Empathisches Handeln erfordert eine innere Bereitschaft, vom eigenen Plan abzuweichen, Rücksicht auf die Bedürfnisse anderer zu nehmen, sich und seine eigenen Bedürfnisse einen kleinen Moment zurückzustellen und letztlich weich und gütig zu werden. Und sie erfordert einen gewissen Forscherdrang, eine Neugierde auf das, was im anderen gerade vor sich gehen mag. Es kostet oft nur ein Lächeln, und schon ist die Situation gerettet. Für den, der sich für die empathische Variante entscheidet, fühlt es sich warm und freundlich an. Für den, der „gelesen“ wurde, fühlt es sich vertrauensvoll und geborgen an. Genau dieser Moment, diese Änderung der Richtung, diese Neuausrichtung des Gedankens und der Stimmung fällt vielen heute schwer. Wir wollen zu oft, dass es genau so läuft, wie WIR das wollen.

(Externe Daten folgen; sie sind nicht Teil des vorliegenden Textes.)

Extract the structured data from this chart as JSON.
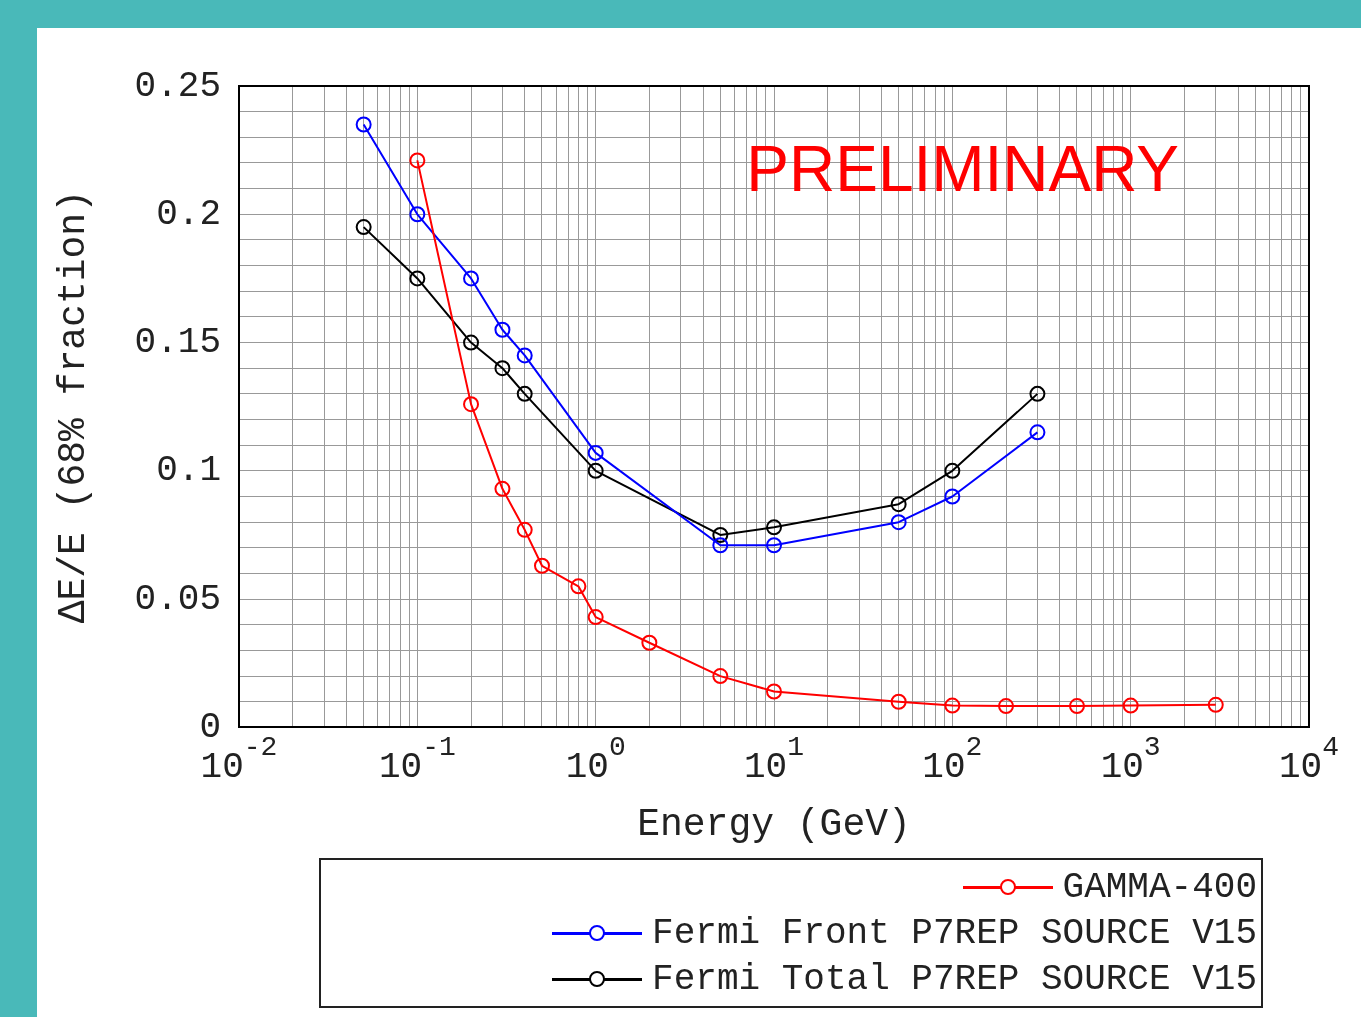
{
  "chart_data": {
    "type": "line",
    "xlabel": "Energy (GeV)",
    "ylabel": "ΔE/E (68% fraction)",
    "log": "x",
    "grid": true,
    "marker": "circle",
    "legend": "bottom",
    "annotations": [
      "PRELIMINARY"
    ],
    "xlim": [
      0.01,
      10000
    ],
    "xticks": [
      {
        "value": 0.01,
        "label": "10$^{-2}$"
      },
      {
        "value": 0.02,
        "label": null
      },
      {
        "value": 0.03,
        "label": null
      },
      {
        "value": 0.04,
        "label": null
      },
      {
        "value": 0.05,
        "label": null
      },
      {
        "value": 0.06,
        "label": null
      },
      {
        "value": 0.07,
        "label": null
      },
      {
        "value": 0.08,
        "label": null
      },
      {
        "value": 0.09,
        "label": null
      },
      {
        "value": 0.1,
        "label": "10$^{-1}$"
      },
      {
        "value": 0.2,
        "label": null
      },
      {
        "value": 0.3,
        "label": null
      },
      {
        "value": 0.4,
        "label": null
      },
      {
        "value": 0.5,
        "label": null
      },
      {
        "value": 0.6,
        "label": null
      },
      {
        "value": 0.7,
        "label": null
      },
      {
        "value": 0.8,
        "label": null
      },
      {
        "value": 0.9,
        "label": null
      },
      {
        "value": 1,
        "label": "10$^{0}$"
      },
      {
        "value": 2,
        "label": null
      },
      {
        "value": 3,
        "label": null
      },
      {
        "value": 4,
        "label": null
      },
      {
        "value": 5,
        "label": null
      },
      {
        "value": 6,
        "label": null
      },
      {
        "value": 7,
        "label": null
      },
      {
        "value": 8,
        "label": null
      },
      {
        "value": 9,
        "label": null
      },
      {
        "value": 10,
        "label": "10$^{1}$"
      },
      {
        "value": 20,
        "label": null
      },
      {
        "value": 30,
        "label": null
      },
      {
        "value": 40,
        "label": null
      },
      {
        "value": 50,
        "label": null
      },
      {
        "value": 60,
        "label": null
      },
      {
        "value": 70,
        "label": null
      },
      {
        "value": 80,
        "label": null
      },
      {
        "value": 90,
        "label": null
      },
      {
        "value": 100,
        "label": "10$^{2}$"
      },
      {
        "value": 200,
        "label": null
      },
      {
        "value": 300,
        "label": null
      },
      {
        "value": 400,
        "label": null
      },
      {
        "value": 500,
        "label": null
      },
      {
        "value": 600,
        "label": null
      },
      {
        "value": 700,
        "label": null
      },
      {
        "value": 800,
        "label": null
      },
      {
        "value": 900,
        "label": null
      },
      {
        "value": 1000,
        "label": "10$^{3}$"
      },
      {
        "value": 2000,
        "label": null
      },
      {
        "value": 3000,
        "label": null
      },
      {
        "value": 4000,
        "label": null
      },
      {
        "value": 5000,
        "label": null
      },
      {
        "value": 6000,
        "label": null
      },
      {
        "value": 7000,
        "label": null
      },
      {
        "value": 8000,
        "label": null
      },
      {
        "value": 9000,
        "label": null
      },
      {
        "value": 10000,
        "label": "10$^{4}$"
      }
    ],
    "ylim": [
      0,
      0.25
    ],
    "yticks": [
      0,
      {
        "value": 0.01,
        "label": null
      },
      {
        "value": 0.02,
        "label": null
      },
      {
        "value": 0.03,
        "label": null
      },
      {
        "value": 0.04,
        "label": null
      },
      0.05,
      {
        "value": 0.06,
        "label": null
      },
      {
        "value": 0.07,
        "label": null
      },
      {
        "value": 0.08,
        "label": null
      },
      {
        "value": 0.09,
        "label": null
      },
      0.1,
      {
        "value": 0.11,
        "label": null
      },
      {
        "value": 0.12,
        "label": null
      },
      {
        "value": 0.13,
        "label": null
      },
      {
        "value": 0.14,
        "label": null
      },
      0.15,
      {
        "value": 0.16,
        "label": null
      },
      {
        "value": 0.17,
        "label": null
      },
      {
        "value": 0.18,
        "label": null
      },
      {
        "value": 0.19,
        "label": null
      },
      0.2,
      {
        "value": 0.21,
        "label": null
      },
      {
        "value": 0.22,
        "label": null
      },
      {
        "value": 0.23,
        "label": null
      },
      {
        "value": 0.24,
        "label": null
      },
      0.25
    ],
    "series": [
      {
        "name": "GAMMA-400",
        "color": "#ff0000",
        "x": [
          0.1,
          0.2,
          0.3,
          0.4,
          0.5,
          0.8,
          1,
          2,
          5,
          10,
          50,
          100,
          200,
          500,
          1000,
          3000
        ],
        "values": [
          0.221,
          0.126,
          0.093,
          0.077,
          0.063,
          0.055,
          0.043,
          0.033,
          0.02,
          0.014,
          0.01,
          0.0085,
          0.0083,
          0.0083,
          0.0085,
          0.0088
        ]
      },
      {
        "name": "Fermi Front P7REP SOURCE V15",
        "color": "#0000ff",
        "x": [
          0.05,
          0.1,
          0.2,
          0.3,
          0.4,
          1,
          5,
          10,
          50,
          100,
          300
        ],
        "values": [
          0.235,
          0.2,
          0.175,
          0.155,
          0.145,
          0.107,
          0.071,
          0.071,
          0.08,
          0.09,
          0.115
        ]
      },
      {
        "name": "Fermi Total P7REP SOURCE V15",
        "color": "#000000",
        "x": [
          0.05,
          0.1,
          0.2,
          0.3,
          0.4,
          1,
          5,
          10,
          50,
          100,
          300
        ],
        "values": [
          0.195,
          0.175,
          0.15,
          0.14,
          0.13,
          0.1,
          0.075,
          0.078,
          0.087,
          0.1,
          0.13
        ]
      }
    ]
  }
}
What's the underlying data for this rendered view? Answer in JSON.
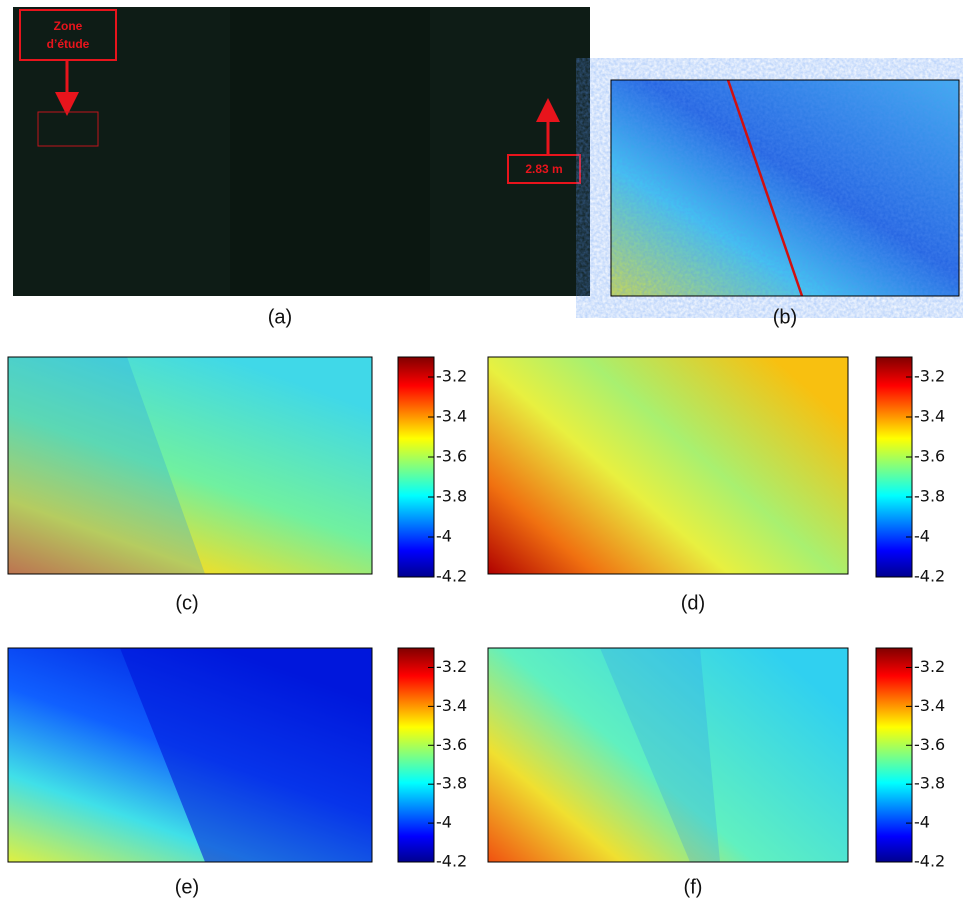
{
  "figure": {
    "panels": [
      {
        "caption": "(a)",
        "study_zone": [
          "Zone",
          "d’étude"
        ],
        "height": "2.83 m"
      },
      {
        "caption": "(b)"
      },
      {
        "caption": "(c)"
      },
      {
        "caption": "(d)"
      },
      {
        "caption": "(e)"
      },
      {
        "caption": "(f)"
      }
    ],
    "colorbar": {
      "range": [
        -4.2,
        -3.1
      ],
      "ticks": [
        -3.2,
        -3.4,
        -3.6,
        -3.8,
        -4,
        -4.2
      ]
    }
  }
}
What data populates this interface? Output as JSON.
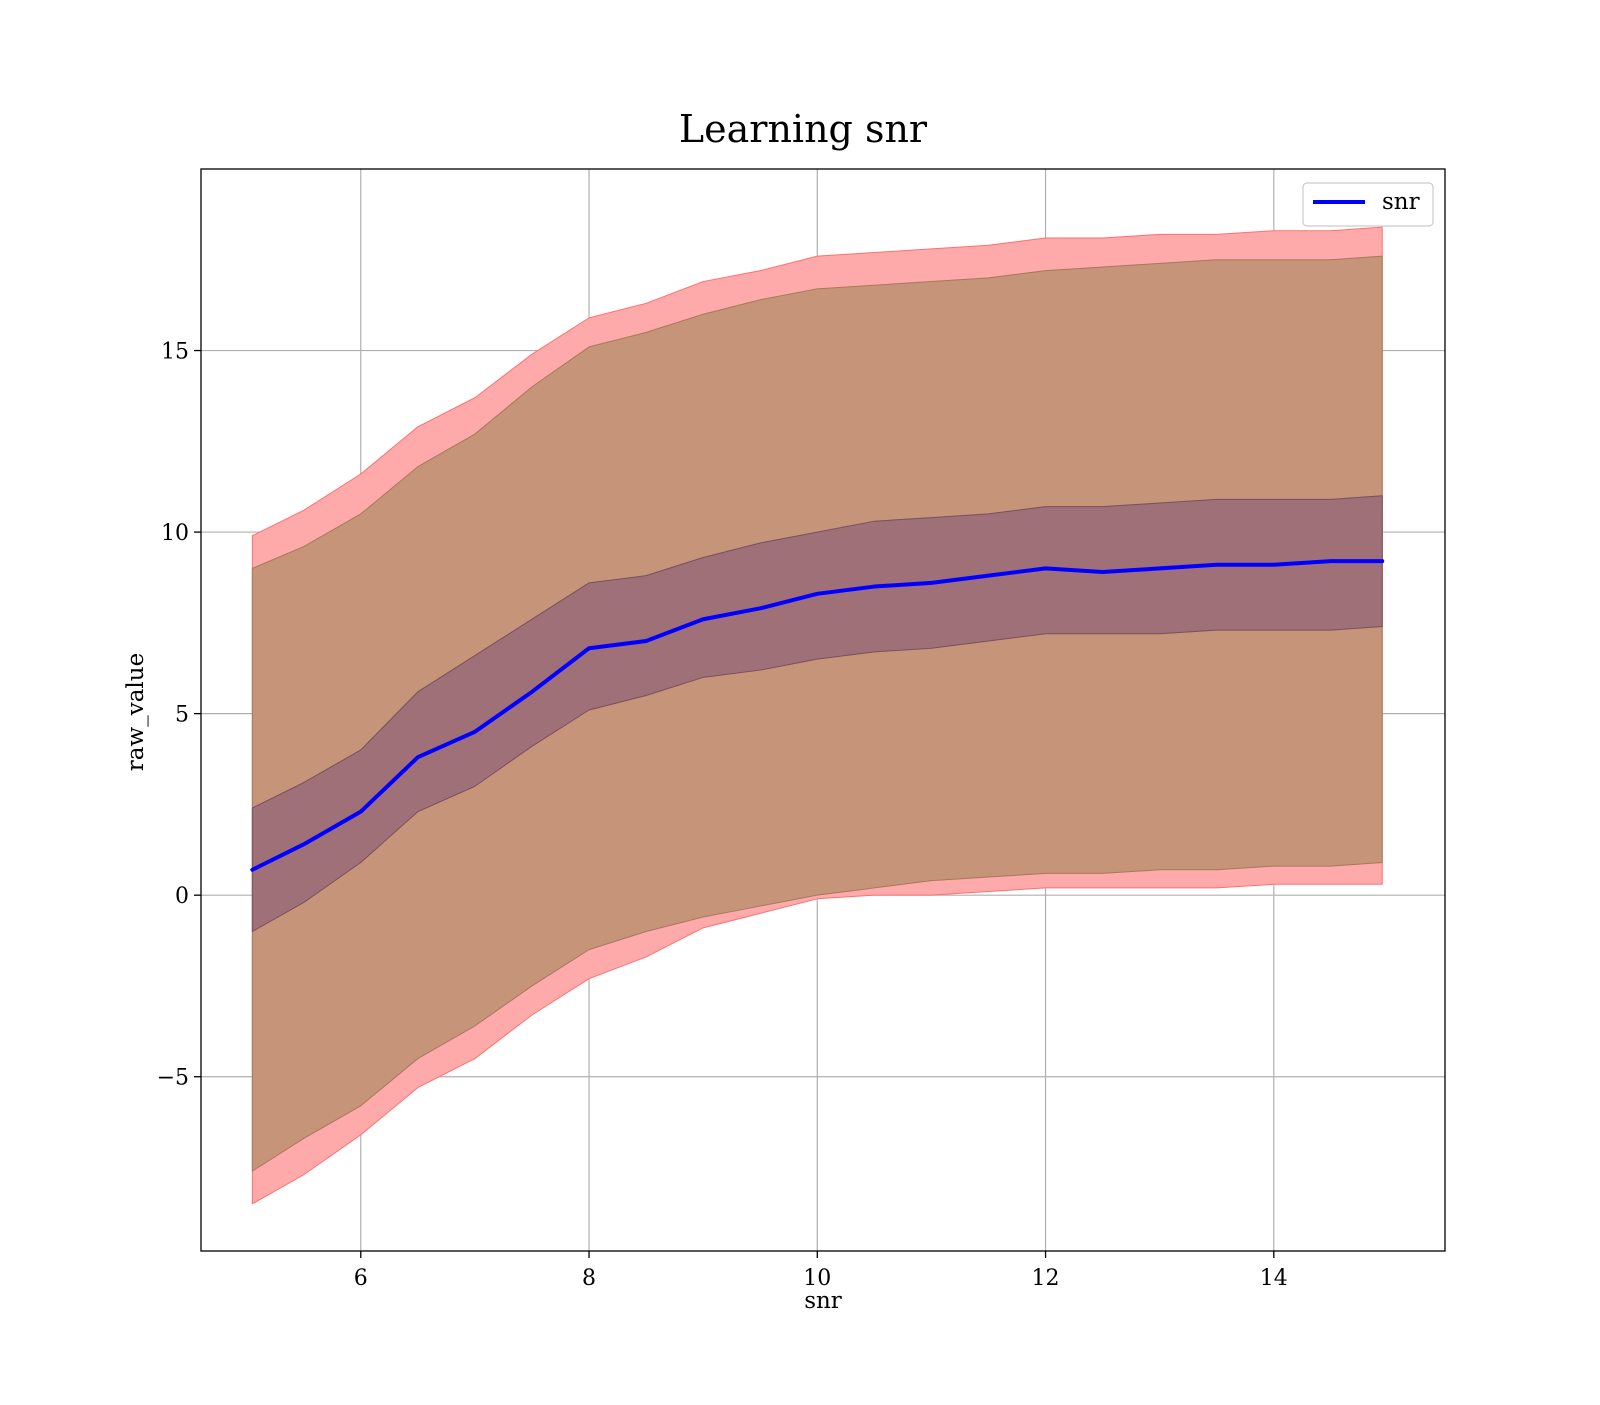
{
  "chart_data": {
    "type": "line",
    "title": "Learning snr",
    "xlabel": "snr",
    "ylabel": "raw_value",
    "xlim": [
      4.6,
      15.5
    ],
    "ylim": [
      -9.8,
      20.0
    ],
    "xticks": [
      6,
      8,
      10,
      12,
      14
    ],
    "yticks": [
      -5,
      0,
      5,
      10,
      15
    ],
    "xtick_labels": [
      "6",
      "8",
      "10",
      "12",
      "14"
    ],
    "ytick_labels": [
      "−5",
      "0",
      "5",
      "10",
      "15"
    ],
    "grid": true,
    "legend": {
      "position": "top-right",
      "entries": [
        "snr"
      ]
    },
    "colors": {
      "line": "#0000ff",
      "outer_band": "#ffaaaa",
      "outer_band_edge": "#ff7070",
      "middle_band": "#c69478",
      "middle_band_edge": "#a7785c",
      "inner_band": "#a07078",
      "inner_band_edge": "#7a4e5e"
    },
    "x": [
      5.05,
      5.5,
      6.0,
      6.5,
      7.0,
      7.5,
      8.0,
      8.5,
      9.0,
      9.5,
      10.0,
      10.5,
      11.0,
      11.5,
      12.0,
      12.5,
      13.0,
      13.5,
      14.0,
      14.5,
      14.95
    ],
    "series": [
      {
        "name": "snr",
        "values": [
          0.7,
          1.4,
          2.3,
          3.8,
          4.5,
          5.6,
          6.8,
          7.0,
          7.6,
          7.9,
          8.3,
          8.5,
          8.6,
          8.8,
          9.0,
          8.9,
          9.0,
          9.1,
          9.1,
          9.2,
          9.2
        ]
      }
    ],
    "bands": [
      {
        "lower": [
          -8.5,
          -7.7,
          -6.6,
          -5.3,
          -4.5,
          -3.3,
          -2.3,
          -1.7,
          -0.9,
          -0.5,
          -0.1,
          0.0,
          0.0,
          0.1,
          0.2,
          0.2,
          0.2,
          0.2,
          0.3,
          0.3,
          0.3
        ],
        "upper": [
          9.9,
          10.6,
          11.6,
          12.9,
          13.7,
          14.9,
          15.9,
          16.3,
          16.9,
          17.2,
          17.6,
          17.7,
          17.8,
          17.9,
          18.1,
          18.1,
          18.2,
          18.2,
          18.3,
          18.3,
          18.4
        ]
      },
      {
        "lower": [
          -7.6,
          -6.7,
          -5.8,
          -4.5,
          -3.6,
          -2.5,
          -1.5,
          -1.0,
          -0.6,
          -0.3,
          0.0,
          0.2,
          0.4,
          0.5,
          0.6,
          0.6,
          0.7,
          0.7,
          0.8,
          0.8,
          0.9
        ],
        "upper": [
          9.0,
          9.6,
          10.5,
          11.8,
          12.7,
          14.0,
          15.1,
          15.5,
          16.0,
          16.4,
          16.7,
          16.8,
          16.9,
          17.0,
          17.2,
          17.3,
          17.4,
          17.5,
          17.5,
          17.5,
          17.6
        ]
      },
      {
        "lower": [
          -1.0,
          -0.2,
          0.9,
          2.3,
          3.0,
          4.1,
          5.1,
          5.5,
          6.0,
          6.2,
          6.5,
          6.7,
          6.8,
          7.0,
          7.2,
          7.2,
          7.2,
          7.3,
          7.3,
          7.3,
          7.4
        ],
        "upper": [
          2.4,
          3.1,
          4.0,
          5.6,
          6.6,
          7.6,
          8.6,
          8.8,
          9.3,
          9.7,
          10.0,
          10.3,
          10.4,
          10.5,
          10.7,
          10.7,
          10.8,
          10.9,
          10.9,
          10.9,
          11.0
        ]
      }
    ]
  }
}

Barack Obama sagte in seiner berühmten Rede an der Xavier University in New Orleans im Jahr 2006:
„Aber ich denke, wir sollten mehr über unser Empathie-Defizit sprechen - die Fähigkeit, uns in die Schuhe eines anderen zu stellen; die Welt durch die Augen derer sehen, die anders sind als wir - das Kind, das Hunger hat, der arbeitslose Stahlwerker, die eingewanderte Frau, die unser Schlafzimmer saubermacht. Wenn Du weiter durchs Leben gehst, wird es immer schwerer, diese Qualität der Empathie zu kultivieren, nicht leichter. Es gibt keine öffentliche Anforderung, keiner zwingt Dich dazu, Dich zu kümmern. Du wirst frei sein, in einer Nachbarschaft zu leben, mit Menschen, die genauso sind wie Du, und Du kannst Deine Kids in die gleichen Schulen schicken und Deine Bedenken auf das herunterschrauben, was in Deinem kleinen Kreis vor sich geht. Nicht nur das - wir leben in einer Gesellschaft, die Empathie entmutigt. In einer Gesellschaft, die uns zu oft sagt, dass es unser Hauptziel im Leben sei, reich, dünn, jung, berühmt, sicher und unterhalten zu sein. In einer Kultur, die zu oft diese selbstsüchtigen Impulse stärkt.“
Selbstsüchtig. Das sind wir heutzutage. Immer mehr, immer öfter. Die Liste der Situationen, in denen ich mir für unsere Welt mehr Einfühlung, weniger Selbstbezogenheit wünsche, ist lang. Wir erleben es täglich, dass die Egos aufeinanderprallen. Doch wenn wir uns auf den Mangel an Empathie in unserer Gesellschaft fokussieren, können wir schnell den Mut verlieren - schauen wir doch lieber auf die ungeahnten Möglichkeiten, die sich hinter diesem kleinen Zauberwort verstecken.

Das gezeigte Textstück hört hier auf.